Owens’ suspension without pay cost him $764,706 of his $3.25 million base salary for this season. He was owed $955,882 over the final five games.
The Eagles reportedly informed Owens that he must repay $1.725 million of the $2.3 million signing bonus he received in March 2004. The team had the right to withhold his salary for the remainder of the season if he failed to repay the bonus.
The latest grievance asserts the Eagles are breaching the collective bargaining agreement maximum discipline provisions by offsetting Owens’ salary with claimed reimbursement of signing bonus monies, since such action constitues “double discipline” based upon his prior suspension.
There also are assertions that the Eagles’ banishment of Owens for the balance of the season is a breach of the standard provision in Owens’ contract, which requires the club to “employ a skilled football player.”
The grievance seeks monetary damages for Owens, including salary improperly withheld and any incentives or performance-based pay he is losing as a result of not being allowed to play for the remainder of the season.
In the original grievance hearing in November that lasted nearly 14 hours, Eagles coach Andy Reid cited 11 incidents in which Owens’ conduct was detrimental to the team.
It was enough to convince Bloch - who had a reputation for reducing punishments of players - that this suspension was warranted.
However, Reid made it clear that Owens would not be allowed to return to the team after the suspension was over.
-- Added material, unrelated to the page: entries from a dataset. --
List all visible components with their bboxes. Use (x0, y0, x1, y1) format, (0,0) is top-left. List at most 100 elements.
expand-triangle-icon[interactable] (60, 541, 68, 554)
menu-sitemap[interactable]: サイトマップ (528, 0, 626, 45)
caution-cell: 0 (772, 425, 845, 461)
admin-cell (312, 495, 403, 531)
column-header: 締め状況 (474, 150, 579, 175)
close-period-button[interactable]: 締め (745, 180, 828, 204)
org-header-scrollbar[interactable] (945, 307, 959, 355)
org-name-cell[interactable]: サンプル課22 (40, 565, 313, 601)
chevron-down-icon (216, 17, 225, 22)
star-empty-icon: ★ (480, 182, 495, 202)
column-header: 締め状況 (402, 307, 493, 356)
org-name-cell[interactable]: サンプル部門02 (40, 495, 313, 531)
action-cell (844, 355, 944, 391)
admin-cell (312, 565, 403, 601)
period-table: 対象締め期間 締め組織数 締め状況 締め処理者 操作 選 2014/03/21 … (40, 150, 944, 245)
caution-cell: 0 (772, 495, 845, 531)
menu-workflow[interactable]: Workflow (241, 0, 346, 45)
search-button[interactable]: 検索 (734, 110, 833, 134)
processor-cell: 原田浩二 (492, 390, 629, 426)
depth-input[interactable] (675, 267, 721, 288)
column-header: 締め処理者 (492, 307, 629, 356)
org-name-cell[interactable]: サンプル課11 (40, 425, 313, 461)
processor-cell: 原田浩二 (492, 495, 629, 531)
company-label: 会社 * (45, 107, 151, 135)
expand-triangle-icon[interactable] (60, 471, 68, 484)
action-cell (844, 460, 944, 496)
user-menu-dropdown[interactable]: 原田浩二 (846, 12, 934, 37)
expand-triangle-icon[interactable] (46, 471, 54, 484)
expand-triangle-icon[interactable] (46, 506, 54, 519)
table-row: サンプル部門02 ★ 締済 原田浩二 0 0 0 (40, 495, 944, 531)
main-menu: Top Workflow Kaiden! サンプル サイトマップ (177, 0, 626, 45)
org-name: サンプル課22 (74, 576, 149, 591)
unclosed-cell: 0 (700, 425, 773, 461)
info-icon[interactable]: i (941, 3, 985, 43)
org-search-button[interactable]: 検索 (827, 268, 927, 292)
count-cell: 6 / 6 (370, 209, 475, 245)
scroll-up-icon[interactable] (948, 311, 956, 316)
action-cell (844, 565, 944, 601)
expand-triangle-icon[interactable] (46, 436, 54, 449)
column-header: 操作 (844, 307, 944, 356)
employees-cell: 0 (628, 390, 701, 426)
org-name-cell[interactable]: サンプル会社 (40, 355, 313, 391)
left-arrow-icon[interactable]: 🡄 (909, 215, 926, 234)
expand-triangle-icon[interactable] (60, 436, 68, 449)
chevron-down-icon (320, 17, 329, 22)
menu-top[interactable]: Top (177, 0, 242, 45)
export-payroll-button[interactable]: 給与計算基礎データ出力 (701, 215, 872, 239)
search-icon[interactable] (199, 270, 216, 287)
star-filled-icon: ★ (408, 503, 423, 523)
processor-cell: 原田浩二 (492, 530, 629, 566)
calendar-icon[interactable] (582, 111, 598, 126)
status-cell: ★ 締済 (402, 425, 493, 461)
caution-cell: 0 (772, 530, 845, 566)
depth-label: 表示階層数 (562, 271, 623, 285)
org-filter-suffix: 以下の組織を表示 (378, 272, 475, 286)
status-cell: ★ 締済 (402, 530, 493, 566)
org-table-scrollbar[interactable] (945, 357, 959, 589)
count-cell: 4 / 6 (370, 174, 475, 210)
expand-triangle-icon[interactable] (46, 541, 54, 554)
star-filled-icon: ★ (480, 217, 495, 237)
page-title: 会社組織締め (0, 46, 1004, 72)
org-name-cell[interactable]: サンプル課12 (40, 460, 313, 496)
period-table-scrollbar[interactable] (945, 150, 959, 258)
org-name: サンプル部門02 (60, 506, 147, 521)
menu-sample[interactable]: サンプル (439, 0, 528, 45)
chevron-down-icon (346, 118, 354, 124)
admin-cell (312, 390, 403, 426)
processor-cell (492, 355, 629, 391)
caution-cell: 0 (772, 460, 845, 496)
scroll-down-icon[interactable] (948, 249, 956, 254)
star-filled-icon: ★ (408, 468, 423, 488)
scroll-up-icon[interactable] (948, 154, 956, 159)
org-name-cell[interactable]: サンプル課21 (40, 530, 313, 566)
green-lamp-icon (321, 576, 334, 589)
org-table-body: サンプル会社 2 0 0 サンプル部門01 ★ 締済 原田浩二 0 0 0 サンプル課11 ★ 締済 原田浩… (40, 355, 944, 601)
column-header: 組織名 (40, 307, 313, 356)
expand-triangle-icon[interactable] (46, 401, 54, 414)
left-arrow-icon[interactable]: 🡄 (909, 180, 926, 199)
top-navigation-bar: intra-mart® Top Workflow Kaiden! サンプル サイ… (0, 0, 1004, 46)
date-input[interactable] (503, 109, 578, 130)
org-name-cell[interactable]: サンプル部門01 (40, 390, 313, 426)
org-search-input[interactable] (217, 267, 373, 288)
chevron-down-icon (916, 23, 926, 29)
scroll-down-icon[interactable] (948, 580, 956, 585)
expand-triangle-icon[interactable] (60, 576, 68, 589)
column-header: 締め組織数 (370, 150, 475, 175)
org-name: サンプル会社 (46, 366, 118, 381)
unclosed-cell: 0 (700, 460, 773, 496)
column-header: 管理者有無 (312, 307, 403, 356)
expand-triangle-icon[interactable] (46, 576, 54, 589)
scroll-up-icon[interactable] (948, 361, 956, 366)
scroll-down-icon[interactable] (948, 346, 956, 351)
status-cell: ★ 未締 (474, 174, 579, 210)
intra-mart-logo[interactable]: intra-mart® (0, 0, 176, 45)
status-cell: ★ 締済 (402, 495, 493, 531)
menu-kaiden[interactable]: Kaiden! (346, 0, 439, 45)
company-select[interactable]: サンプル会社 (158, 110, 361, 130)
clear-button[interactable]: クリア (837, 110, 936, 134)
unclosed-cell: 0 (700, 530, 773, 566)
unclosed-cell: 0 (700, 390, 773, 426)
Bloch’s ruling also justified Reid’s permanent banishment of Owens, stating the Eagles had the right to keep Owens away from the practice facility following the suspension.
The NFLPA was upset with Bloch’s decision, claiming Owens “had a right to a legitimate reinstatement.”
Owens is in the second year of a seven-year, $48.97 million contract but will never suit up for the Eagles again. They will release him before a $5 million roster bonus is due in March.
Owens became a major distraction to the Eagles after he hired agent Drew Rosenhaus in the offseason to renegotiate a contract, which was not among the NFL’s top 10 highest-paid receivers. He was kicked out of practice in training week for a week by Reid due to disruptive behavior.
Owens apologized for his latest transgressions - criticisms of quarterback Donovan McNabb and the organization in an ESPN.com interview - and wanted to return to the Eagles. But Reid refused to take him back, citing an “accumulation” of incidents.
Despite being regarded as one of the NFL’s best wideouts, Owens clearly hurt his market value with his petulant behavior.
Along with verbally attacking McNabb on three occasions and criticizing the organization, Owens also reportedly was involved in a locker room fight with Hugh Douglas, the team’s community relations director.
Just over nine months removed from the Super Bowl, the Eagles are 5-7 and in last place in the NFC East. They are 1-4 since suspending Owens, who had 47 catches for 763 yards and six touchdowns in seven games this season.
Last season, Owens had 77 catches for 1,200 yards and a franchise-record 14 receiving touchdowns before severely injuring his ankle against Dallas.
After missing the final two regular-season games and two playoff games, he made a courageous return and had nine catches for 122 yards in a 24-21 loss to New England in Super Bowl XXXIX.